她迷迷糊糊地感受到有人在替她換藥。
這一日,她的燒退了些,忽然聽到走廊那頭傳來一陣急促的腳步聲。
一個獄卒探進頭來:“沈玉瑛,明日三司會審。”
沈玉瑛猛地抬起頭:“什麼?”
對方不耐煩地吼:“明日三司會審,刑部、都察院、大理寺三堂會審,你準備一下。
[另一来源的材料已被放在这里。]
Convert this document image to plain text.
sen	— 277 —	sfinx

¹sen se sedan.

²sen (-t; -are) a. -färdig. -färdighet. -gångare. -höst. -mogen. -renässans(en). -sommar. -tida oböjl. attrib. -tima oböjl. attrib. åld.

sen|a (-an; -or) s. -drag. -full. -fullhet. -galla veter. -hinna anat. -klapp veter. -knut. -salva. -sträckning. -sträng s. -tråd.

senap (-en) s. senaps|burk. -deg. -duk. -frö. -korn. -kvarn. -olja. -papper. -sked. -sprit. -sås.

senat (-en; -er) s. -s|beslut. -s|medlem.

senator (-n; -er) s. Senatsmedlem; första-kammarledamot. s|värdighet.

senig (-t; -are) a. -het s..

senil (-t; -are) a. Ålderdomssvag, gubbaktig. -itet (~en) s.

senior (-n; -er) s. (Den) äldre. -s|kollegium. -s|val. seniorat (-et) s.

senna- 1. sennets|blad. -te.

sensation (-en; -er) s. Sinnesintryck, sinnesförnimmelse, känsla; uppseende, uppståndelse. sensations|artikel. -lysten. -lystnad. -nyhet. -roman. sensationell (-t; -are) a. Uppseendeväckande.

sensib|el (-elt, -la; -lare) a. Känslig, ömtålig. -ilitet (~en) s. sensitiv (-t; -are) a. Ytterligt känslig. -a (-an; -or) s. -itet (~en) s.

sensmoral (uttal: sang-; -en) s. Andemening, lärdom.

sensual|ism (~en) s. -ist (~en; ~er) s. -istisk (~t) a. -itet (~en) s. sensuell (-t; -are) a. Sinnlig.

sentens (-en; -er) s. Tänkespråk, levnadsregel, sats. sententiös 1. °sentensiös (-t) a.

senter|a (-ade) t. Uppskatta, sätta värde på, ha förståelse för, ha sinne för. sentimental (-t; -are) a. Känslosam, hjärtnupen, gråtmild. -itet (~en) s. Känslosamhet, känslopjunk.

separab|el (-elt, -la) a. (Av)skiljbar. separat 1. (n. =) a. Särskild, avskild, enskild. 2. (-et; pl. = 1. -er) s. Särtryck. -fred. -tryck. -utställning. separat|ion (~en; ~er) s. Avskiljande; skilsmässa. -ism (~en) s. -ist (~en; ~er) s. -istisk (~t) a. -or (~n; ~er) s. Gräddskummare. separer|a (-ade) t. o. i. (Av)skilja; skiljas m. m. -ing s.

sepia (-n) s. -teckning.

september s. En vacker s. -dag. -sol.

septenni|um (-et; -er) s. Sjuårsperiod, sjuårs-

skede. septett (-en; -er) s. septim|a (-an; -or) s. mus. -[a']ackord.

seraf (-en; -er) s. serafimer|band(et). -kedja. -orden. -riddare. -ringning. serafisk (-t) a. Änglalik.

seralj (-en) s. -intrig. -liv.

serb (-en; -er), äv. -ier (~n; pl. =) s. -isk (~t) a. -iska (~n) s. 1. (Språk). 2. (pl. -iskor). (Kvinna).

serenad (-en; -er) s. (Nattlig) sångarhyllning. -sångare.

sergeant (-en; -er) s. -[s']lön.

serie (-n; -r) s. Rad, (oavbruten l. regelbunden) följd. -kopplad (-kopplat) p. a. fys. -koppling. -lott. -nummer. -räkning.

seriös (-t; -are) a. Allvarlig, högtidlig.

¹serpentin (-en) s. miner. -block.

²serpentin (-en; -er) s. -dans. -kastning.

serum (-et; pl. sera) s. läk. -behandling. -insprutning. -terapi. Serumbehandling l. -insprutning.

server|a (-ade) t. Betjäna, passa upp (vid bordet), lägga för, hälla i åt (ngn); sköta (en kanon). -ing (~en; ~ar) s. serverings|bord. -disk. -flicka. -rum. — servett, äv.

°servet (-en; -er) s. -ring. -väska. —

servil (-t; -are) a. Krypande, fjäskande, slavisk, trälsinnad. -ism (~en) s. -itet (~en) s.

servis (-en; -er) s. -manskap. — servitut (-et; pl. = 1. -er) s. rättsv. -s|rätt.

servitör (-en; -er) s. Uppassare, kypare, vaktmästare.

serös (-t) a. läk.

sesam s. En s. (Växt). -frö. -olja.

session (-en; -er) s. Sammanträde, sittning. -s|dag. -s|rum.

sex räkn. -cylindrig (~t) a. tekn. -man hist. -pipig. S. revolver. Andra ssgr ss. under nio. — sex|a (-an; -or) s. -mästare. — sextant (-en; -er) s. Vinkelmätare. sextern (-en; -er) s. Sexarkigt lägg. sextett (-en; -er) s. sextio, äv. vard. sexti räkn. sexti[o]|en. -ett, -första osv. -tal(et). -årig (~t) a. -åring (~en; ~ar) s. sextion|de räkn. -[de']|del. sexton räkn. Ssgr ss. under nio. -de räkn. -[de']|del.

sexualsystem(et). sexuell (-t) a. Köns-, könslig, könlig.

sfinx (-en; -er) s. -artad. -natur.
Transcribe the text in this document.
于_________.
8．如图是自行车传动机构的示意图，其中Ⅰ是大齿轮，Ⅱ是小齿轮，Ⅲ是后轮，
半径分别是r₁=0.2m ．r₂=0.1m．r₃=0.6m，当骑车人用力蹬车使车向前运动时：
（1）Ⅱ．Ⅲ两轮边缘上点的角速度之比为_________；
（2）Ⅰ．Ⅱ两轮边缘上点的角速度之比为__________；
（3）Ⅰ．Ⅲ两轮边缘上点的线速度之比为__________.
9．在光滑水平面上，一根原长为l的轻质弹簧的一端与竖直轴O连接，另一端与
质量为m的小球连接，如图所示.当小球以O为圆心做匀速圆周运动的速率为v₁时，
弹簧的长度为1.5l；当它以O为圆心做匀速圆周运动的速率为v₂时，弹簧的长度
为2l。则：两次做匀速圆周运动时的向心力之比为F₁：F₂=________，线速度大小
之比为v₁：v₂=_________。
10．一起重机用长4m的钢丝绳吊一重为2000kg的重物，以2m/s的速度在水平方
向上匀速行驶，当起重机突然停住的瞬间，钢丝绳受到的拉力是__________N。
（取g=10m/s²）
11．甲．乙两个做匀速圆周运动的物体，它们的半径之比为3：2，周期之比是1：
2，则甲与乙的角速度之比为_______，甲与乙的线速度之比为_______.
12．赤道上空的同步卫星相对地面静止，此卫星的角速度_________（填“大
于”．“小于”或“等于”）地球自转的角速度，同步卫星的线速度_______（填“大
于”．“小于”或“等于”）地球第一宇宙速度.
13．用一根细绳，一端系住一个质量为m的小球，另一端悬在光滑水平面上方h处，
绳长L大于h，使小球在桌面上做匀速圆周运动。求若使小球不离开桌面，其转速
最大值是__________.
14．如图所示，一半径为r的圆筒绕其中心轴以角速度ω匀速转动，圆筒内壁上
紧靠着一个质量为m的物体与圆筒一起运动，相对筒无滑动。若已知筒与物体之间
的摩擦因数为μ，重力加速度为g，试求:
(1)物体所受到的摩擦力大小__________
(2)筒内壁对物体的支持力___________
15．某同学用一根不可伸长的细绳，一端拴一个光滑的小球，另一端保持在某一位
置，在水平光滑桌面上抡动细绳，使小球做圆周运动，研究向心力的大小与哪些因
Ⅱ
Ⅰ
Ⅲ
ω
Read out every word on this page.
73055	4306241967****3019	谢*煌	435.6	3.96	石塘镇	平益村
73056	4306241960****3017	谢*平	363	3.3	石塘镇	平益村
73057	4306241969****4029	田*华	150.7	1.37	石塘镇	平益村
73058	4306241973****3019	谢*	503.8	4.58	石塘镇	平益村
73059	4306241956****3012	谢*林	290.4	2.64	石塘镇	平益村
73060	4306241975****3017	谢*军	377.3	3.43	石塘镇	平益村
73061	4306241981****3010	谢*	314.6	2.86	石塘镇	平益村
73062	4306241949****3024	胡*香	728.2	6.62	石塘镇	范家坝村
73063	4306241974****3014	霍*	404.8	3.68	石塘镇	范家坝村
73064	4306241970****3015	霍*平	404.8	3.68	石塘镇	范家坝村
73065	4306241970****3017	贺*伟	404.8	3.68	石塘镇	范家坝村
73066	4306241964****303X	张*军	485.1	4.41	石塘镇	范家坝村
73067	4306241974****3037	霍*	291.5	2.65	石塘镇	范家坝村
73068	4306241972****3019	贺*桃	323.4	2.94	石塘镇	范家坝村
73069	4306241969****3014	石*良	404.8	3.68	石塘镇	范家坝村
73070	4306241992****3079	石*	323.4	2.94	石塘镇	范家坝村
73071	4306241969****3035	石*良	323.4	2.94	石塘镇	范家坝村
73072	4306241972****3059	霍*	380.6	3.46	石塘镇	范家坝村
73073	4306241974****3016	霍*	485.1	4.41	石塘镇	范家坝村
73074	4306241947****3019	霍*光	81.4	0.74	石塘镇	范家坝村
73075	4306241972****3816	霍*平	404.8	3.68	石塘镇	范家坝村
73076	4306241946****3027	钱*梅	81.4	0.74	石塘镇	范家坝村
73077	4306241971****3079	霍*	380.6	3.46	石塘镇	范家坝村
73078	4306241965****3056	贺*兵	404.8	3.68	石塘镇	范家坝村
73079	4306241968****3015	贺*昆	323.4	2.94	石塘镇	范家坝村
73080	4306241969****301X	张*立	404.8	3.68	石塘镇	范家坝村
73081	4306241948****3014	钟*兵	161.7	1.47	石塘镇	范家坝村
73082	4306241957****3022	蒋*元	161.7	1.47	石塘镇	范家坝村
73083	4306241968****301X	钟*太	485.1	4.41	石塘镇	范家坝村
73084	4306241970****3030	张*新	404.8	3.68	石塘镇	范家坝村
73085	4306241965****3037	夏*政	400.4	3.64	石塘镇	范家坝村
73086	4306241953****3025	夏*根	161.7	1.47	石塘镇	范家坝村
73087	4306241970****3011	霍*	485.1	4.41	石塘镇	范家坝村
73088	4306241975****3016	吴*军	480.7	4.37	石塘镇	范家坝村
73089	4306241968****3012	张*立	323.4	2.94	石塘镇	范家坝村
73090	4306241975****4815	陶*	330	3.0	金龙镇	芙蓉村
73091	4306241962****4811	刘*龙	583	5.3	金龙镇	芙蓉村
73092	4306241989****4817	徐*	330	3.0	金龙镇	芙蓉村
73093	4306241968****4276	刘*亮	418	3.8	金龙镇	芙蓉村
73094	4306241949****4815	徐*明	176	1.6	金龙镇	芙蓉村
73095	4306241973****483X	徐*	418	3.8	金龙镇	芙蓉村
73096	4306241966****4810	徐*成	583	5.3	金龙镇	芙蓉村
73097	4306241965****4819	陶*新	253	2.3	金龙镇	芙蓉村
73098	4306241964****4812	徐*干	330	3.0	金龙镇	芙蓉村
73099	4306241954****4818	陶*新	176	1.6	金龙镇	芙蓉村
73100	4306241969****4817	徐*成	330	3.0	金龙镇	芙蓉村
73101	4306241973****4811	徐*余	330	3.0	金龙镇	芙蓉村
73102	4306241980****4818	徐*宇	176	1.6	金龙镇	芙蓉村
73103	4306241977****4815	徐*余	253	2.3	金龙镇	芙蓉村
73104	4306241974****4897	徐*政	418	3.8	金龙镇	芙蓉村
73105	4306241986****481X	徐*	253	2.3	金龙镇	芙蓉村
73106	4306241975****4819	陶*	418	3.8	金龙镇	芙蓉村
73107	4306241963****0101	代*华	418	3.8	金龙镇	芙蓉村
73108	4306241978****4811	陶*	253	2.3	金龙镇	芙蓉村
”
沈玉瑛趴在稻草堆上,愣了很久。
三司會審,她前世經歷過一次,那是她人生中最長的一天。
從早審到晚,三法司的大人們輪番盤問,錦衣衛在旁邊站著,最後的結果是滿門抄斬。
她知道這一天會來,但沒想到來得這麼快,正常三法司會審要提前十日通知。
她被抓進應天府詔獄才多少天,這麼急著開審,只能說明有人在催。
眼下的局勢真的很不利,主要是他現在的狀態太差了,說什麼話都很容易被人誤導著犯錯。
她試著從稻草堆上坐起來,後背的傷被牽動,疼得她倒吸了一口涼氣。
她的頭很暈,眼前一陣陣發黑。
她端起地上的半碗涼水,用指尖蘸著水,一點一點地擦臉上的灰土,讓自己能清醒一點。
她在心裡把能說的話一句一句排好。
她把所有方方面面都想得仔仔細細,特別是前一世他們在對她的詢問裡埋下的陷阱。
又開始發燒了,腦子卻被燒得愈加清明……
第二天一早,校尉來提人。
沈玉瑛被兩個校尉從牢房裡押出來,她的鐐銬被解開了,手腕上那道被鐵鐐磨出的深痕終於見了風。
從詔獄到刑部衙門,要走大約半個時辰的路。
校尉押著她穿過一條條窄巷,她的身體還很虛弱,走了不到半程就開始喘。
到了刑部衙門外,她看見外面站滿了人,是三法司的差役和校尉,黑壓壓地站了兩排。
衙門正門大敞著,門楣上掛著“明刑弼教”四個大字。
她被押進大門,她的手指在發抖,不知道是發燒還是緊張。
終於,正堂那邊傳來一聲響亮的唱喝。
一個校尉推門進來,把她從側間裡押出來,推進了正堂。
正堂比她見過的任何衙門大堂都要寬敞。
堂上坐著三排官員,緋袍、青袍、綠袍,顏色不同,按品級高低依次列坐。